Masacre

Salgo brevemente de mi letargo bloguero. Nuevamente estamos ante un brutal atentado islamista y nuevamente en París. Pero hoy no voy a decir gran cosa; y no lo haré porque sería repetirme. Repetiría todo lo que dije en mi serie de entradas sobre todos somos Charlie (hoy es el tout Paris).

Pero me imagino lo que sucederá. Volveremos a ver las mismas caras de palo en los líderes europeos, que correrán a París como un solo hombre a hacerse la foto y a mostrar su solidaridad (gratis). Volveremos a oír las mismas soplapolleces en politiqués («C’est un acte de guerre»). ¿Se acuerdan ustedes de la tradicional «serenidad y firmeza» de la que hacían gala nuestros ministros del Interior en los entierros de personas asesinadas por ETA, hoy convenientemente olvidadas por toda la casta política (desgraciadamente hay que incluir en ese grupito a los podemitas, que además los justifican)? Pues eso mismo, pero a nivel europeo. ¿Dónde estaban todos esos que hoy correrán a París cuando estas alimañas fanáticas asesinaban a los cristianos en Siria? Yo se lo voy a decir:

“Enterat” el ministeri
tot seguit s’ha compromès
“a tomar serias medidas”,
és a dir, a no fer res.

Agravante: se creó artificialmente la crisis humanitaria de los refugiados para que el mundo dejara de hablar de los cristianos sirios masacrados. La inacción de los poderosos del mundo ante tal barbarie estaba atrayendo una atención no deseada y había que distraer al respetable con otra cosa. Cualquiera, con tal de que los ciudadanos de a pie no nos llegáramos a preguntar por qué (esa peligrosísima pregunta en toda dictadura, blanda o dura). Hasta el Papa se tomó su tiempo para alzar la voz contra esa masacre, por cierto. Claro que con el trabajo que tiene en casa le queda poco tiempo para lo de fuera, al parecer.

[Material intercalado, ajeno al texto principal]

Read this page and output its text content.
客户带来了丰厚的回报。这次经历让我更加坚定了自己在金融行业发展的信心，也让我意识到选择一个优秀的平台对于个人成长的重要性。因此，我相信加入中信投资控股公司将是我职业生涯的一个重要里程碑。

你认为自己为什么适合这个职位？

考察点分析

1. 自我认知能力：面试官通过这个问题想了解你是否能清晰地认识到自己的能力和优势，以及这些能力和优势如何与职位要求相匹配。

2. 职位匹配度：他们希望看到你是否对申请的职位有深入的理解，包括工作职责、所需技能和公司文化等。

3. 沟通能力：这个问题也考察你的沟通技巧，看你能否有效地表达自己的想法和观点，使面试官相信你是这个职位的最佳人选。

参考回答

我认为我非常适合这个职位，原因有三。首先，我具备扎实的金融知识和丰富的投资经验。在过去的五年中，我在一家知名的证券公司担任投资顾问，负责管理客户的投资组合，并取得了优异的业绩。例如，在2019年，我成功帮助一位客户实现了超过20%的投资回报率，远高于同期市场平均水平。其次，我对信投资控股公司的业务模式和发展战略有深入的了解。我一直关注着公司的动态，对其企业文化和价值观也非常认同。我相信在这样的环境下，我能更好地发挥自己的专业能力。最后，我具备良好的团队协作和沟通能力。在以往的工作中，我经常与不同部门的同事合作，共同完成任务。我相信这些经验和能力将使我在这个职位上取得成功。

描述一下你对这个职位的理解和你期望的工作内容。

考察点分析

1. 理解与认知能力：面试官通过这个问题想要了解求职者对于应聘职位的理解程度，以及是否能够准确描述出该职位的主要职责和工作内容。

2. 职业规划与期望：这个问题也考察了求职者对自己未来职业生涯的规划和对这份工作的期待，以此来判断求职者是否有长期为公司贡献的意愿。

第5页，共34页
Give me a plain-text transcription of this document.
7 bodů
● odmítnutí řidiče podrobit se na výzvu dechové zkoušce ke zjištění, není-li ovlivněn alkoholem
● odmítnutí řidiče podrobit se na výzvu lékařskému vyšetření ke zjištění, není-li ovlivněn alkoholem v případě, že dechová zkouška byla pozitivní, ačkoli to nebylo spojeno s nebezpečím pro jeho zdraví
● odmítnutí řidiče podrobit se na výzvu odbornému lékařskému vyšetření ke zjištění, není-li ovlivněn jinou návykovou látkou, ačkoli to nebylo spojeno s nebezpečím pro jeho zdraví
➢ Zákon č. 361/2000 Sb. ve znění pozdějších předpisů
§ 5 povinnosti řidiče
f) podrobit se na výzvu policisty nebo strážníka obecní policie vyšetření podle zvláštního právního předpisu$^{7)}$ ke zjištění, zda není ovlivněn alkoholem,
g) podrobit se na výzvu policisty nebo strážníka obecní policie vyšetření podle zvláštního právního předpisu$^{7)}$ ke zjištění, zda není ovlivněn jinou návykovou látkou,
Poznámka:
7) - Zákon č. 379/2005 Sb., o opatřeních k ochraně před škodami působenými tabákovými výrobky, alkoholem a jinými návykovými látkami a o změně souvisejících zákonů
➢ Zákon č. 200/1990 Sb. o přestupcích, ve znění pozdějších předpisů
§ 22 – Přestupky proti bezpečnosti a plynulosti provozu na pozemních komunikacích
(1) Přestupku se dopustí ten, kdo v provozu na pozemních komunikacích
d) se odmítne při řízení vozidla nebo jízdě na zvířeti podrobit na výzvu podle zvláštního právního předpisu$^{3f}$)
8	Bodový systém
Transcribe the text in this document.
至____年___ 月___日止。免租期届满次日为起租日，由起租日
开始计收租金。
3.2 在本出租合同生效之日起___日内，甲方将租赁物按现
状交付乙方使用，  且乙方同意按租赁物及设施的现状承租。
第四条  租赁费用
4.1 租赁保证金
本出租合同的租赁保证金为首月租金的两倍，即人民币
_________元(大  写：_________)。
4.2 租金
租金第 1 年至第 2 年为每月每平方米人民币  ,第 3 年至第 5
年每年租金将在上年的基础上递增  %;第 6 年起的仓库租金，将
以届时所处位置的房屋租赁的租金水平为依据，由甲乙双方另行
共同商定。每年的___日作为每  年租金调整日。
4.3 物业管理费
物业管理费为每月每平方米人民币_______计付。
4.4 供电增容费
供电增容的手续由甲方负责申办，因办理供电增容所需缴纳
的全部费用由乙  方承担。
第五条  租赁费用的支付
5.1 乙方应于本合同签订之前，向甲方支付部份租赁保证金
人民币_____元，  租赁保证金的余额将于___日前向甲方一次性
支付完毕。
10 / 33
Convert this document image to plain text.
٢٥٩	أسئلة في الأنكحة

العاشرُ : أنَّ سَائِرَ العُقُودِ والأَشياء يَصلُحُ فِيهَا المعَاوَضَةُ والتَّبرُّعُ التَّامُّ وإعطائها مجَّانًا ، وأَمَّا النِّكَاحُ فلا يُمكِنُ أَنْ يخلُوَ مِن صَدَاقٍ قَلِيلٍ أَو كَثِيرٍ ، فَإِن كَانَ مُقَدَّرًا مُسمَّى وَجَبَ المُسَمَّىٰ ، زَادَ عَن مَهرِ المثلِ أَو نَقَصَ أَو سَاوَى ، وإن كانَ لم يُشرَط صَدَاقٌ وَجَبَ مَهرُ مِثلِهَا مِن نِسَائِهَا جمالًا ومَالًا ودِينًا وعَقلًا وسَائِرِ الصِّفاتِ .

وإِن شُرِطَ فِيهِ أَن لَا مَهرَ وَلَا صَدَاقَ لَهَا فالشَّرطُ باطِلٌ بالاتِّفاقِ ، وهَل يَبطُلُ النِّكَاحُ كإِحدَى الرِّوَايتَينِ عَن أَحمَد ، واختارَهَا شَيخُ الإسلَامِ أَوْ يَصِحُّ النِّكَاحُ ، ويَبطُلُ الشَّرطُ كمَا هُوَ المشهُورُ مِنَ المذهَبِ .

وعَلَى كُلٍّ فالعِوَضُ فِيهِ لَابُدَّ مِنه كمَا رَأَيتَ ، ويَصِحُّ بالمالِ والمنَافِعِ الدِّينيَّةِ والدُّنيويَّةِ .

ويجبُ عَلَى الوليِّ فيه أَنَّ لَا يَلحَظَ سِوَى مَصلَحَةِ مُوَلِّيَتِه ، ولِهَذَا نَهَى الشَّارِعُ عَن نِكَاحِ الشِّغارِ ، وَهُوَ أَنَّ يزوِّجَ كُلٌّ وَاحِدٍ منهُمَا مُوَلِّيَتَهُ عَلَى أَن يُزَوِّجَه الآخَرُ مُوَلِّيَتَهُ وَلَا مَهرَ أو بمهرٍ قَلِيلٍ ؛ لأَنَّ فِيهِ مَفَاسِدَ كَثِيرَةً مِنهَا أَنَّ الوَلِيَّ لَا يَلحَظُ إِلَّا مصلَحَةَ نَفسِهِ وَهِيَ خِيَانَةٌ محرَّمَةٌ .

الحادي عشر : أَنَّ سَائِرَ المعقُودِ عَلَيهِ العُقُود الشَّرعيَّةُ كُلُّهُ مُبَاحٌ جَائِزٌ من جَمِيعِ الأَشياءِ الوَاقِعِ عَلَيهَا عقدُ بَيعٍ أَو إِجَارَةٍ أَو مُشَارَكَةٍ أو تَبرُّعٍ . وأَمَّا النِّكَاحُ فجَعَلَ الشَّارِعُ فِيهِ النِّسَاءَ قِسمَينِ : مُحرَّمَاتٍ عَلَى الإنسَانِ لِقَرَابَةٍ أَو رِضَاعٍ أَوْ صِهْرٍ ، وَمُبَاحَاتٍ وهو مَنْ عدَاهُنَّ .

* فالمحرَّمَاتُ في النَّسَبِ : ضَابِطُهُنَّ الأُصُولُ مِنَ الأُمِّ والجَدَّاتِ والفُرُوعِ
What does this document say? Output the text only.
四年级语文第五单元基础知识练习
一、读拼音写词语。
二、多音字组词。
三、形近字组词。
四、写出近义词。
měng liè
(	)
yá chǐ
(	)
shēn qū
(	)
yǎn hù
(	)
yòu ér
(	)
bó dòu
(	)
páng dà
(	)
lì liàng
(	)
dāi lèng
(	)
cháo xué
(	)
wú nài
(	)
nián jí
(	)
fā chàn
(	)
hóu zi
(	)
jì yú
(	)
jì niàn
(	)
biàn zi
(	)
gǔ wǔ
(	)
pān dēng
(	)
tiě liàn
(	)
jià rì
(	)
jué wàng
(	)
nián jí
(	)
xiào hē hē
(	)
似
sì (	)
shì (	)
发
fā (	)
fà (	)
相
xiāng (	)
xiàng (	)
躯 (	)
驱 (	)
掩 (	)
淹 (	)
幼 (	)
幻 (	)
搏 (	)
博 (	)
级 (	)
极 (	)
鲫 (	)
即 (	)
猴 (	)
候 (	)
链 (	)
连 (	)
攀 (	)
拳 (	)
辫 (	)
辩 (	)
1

Oiremos el mismo discursito sentimentaloide de tous sommes Paris. Y no oiremos qué medidas concretas van a tomar para combatir a estas alimañas fanáticas. Peor aún si tenemos en cuenta a una casta política que, como critica Zygmunt Bauman, no quiere comprometerse con nada y no sólo porque eso es contraproducente de cara a su propio país:

La principal técnica de poder es ahora la huida, el escurrimiento, la elisión, la capacidad de evitar, el rechazo concreto de cualquier confinamiento territorial y de sus engorrosos corolarios de construcción y mantenimiento de un orden, de la responsabilidad por sus consecuencias y de la necesidad de afrontar sus costos.

Esta nueva técnica de poder ha sido ilustrada vívidamente por las estrategias empleadas durante la Guerra del Golfo y la de Yugoslavia. En la conducción de la guerra, la reticencia a desplegar fuerzas terrestres fue notable; a pesar de lo que dijeran las explicaciones oficiales, esa reticencia no era producto solamente del publicitado síndrome de “protección de los cuerpos”. El combate directo en el campo de batalla no fue evitado meramente por su posible efecto adverso sobre la política doméstica, sino también (y tal vez principalmente) porque era inútil por completo e incluso contraproducente para los propósitos de la guerra. Después de todo, la conquista del territorio, con todas sus consecuencias administrativas y gerenciales, no sólo estaba ausente de la lista de objetivos bélicos, sino que era algo que debía evitarse por todos los medios y que era considerado con repugnancia como otra clase de “daño colateral” que, en esta oportunidad, agredía a la fuerza de ataque. (Zygmunt Bauman, Modernidad líquida, FCE, 2000, p. 15 de la edición electrónica de 2015).

Así, pues, aun lamentando el asesinato de esas personas inocentes, me niego a sumarme a la hipocresía de los mecheritos, de las velitas, de las frases grandilocuentes y vacías, que no van acompañadas de acción alguna porque en ningún momento se tuvo el propósito de que fuera así. En este sentido, es justo que una sociedad incapaz de defender su modo de vida y de ser y estar en el mundo desaparezca. Máxime cuando en su seno pululan elementos para quienes, como dice Federico, «todo lo que suponga la destrucción de Occidente, de sus instituciones antiguas y modernas, es más que justo». Y que además lo predican en nombre de la libertad de expresión.

Para los demás, aunque ahora no quieran saberlo, si esto sigue por donde va, tarde o temprano llegará la hora de defenderse. Y los sofistas que ahora nos venden su argumentario de tres al cuarto habrán desaparecido. Como también los mercachifles que con una mano hacen buenos negocios de tráfico de armas y con la otra predican el pacifismo. Estaremos solos.